Alberto Mingardi asks,
Shall we pretend events like globalisation and the feeding of billions are the clear result of the actions of some brilliant men, and that’s it? Shall we produce a Marvel comics version of the free market, that instead of focusing on the invisible (indeed) interactions of many, praises just the courage and intelligence of few?
Read the whole thing. I believe that the issue of agency is indeed very important.
1. As individuals, we are inclined to view our successes as due to our own efforts and choices and our failures as outside of our control.

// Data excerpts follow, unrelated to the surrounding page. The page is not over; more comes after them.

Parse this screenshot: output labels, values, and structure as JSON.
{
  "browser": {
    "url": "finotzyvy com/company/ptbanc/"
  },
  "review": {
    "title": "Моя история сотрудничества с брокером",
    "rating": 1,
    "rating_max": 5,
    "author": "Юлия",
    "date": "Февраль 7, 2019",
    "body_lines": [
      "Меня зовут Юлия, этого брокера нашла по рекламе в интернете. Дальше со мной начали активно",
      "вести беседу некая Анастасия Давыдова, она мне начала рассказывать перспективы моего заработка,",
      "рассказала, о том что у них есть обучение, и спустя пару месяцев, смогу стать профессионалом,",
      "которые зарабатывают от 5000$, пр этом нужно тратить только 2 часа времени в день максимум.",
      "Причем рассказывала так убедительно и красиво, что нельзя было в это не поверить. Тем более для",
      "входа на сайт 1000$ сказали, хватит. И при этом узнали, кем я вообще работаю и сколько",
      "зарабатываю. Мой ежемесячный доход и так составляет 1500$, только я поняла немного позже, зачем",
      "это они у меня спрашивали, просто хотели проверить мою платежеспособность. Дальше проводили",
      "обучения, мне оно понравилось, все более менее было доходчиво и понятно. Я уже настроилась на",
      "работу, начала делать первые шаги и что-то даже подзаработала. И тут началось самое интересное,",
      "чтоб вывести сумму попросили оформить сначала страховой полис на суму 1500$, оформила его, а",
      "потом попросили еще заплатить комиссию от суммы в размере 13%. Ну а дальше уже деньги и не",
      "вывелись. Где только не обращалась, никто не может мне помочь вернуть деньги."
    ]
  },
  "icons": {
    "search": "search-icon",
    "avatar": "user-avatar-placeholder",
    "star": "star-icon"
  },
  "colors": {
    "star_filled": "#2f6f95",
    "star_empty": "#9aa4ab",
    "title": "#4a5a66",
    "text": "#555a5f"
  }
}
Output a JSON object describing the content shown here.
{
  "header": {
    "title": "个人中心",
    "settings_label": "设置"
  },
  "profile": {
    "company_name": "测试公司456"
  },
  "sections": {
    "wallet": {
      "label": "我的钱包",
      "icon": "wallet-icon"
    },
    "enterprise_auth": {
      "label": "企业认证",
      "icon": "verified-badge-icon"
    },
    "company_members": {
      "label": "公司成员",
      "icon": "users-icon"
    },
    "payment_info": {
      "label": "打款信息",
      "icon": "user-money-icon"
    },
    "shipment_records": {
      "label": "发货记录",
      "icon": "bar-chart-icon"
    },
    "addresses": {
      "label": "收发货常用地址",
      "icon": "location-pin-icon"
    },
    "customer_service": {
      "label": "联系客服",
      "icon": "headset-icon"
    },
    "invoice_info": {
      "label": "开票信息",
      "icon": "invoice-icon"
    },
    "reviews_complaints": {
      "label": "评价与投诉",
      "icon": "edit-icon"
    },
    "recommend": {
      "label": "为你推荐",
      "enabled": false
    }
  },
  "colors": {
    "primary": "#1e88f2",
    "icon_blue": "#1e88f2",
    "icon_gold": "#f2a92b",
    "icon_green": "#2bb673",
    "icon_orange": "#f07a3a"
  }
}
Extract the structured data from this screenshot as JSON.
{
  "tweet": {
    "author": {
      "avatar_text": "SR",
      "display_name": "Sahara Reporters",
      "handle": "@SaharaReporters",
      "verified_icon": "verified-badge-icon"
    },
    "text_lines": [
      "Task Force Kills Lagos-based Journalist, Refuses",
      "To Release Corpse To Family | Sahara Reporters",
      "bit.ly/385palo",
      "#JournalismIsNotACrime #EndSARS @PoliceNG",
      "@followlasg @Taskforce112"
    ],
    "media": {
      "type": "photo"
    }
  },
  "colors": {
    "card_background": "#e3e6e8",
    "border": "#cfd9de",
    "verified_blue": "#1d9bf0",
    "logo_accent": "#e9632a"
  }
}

So, if you have some good things in life, you tend to overstate how much you earned them and understate the extent to which you were fortunate. When you look at others, you tend to see a more appropriate mix of earned success and luck. As a result, to most people, the economy looks unfair. We can see the element of luck in the success of those doing better than us. We don’t see the element of luck in our own success.
One wise piece of advice I got from a co-worker is that they way to be happy is to compare your salary and work effort to that of colleagues who work harder and earn less. Instead, most people do the opposite, and it makes them unhappy. It is a very difficult trick to see your own salary as being lucky in comparison with someone else’s.

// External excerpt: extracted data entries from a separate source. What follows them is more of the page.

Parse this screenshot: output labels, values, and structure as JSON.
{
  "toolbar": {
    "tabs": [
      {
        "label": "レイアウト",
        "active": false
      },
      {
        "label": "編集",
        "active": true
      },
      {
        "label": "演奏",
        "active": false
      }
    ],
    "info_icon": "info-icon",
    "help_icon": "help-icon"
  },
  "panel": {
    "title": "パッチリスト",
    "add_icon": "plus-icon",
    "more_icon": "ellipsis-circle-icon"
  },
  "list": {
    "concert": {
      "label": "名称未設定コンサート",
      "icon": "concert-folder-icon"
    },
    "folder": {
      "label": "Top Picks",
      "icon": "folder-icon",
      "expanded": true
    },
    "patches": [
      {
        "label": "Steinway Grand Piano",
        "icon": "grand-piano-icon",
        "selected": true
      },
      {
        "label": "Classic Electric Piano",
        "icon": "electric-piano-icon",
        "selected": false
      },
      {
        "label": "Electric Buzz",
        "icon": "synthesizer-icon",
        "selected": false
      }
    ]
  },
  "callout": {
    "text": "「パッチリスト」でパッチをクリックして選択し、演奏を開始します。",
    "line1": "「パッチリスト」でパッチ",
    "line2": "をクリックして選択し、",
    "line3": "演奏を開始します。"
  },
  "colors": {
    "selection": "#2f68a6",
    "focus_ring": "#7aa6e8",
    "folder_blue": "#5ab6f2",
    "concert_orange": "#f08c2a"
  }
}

2. We are more inclined to think of economic outcomes as determined by deliberate agency than by emergent phenomena.
Thus, we attribute the state of the economy to policy. In my view, we much over-rate the control that the Fed has over the stock market and the economy.
The politician who promises to “fix” the economy can take advantage of both of these inclinations. He can appeal to people’s bias toward seeing the system as unfair by saying that the system is broken. And he can take advantage of people’s bias to over-rate his ability to control economic outcomes by saying that he can fix the system. Of course, after he has been in office a while, unless he has gotten lucky, these inclinations will work against him and in favor of a challenger.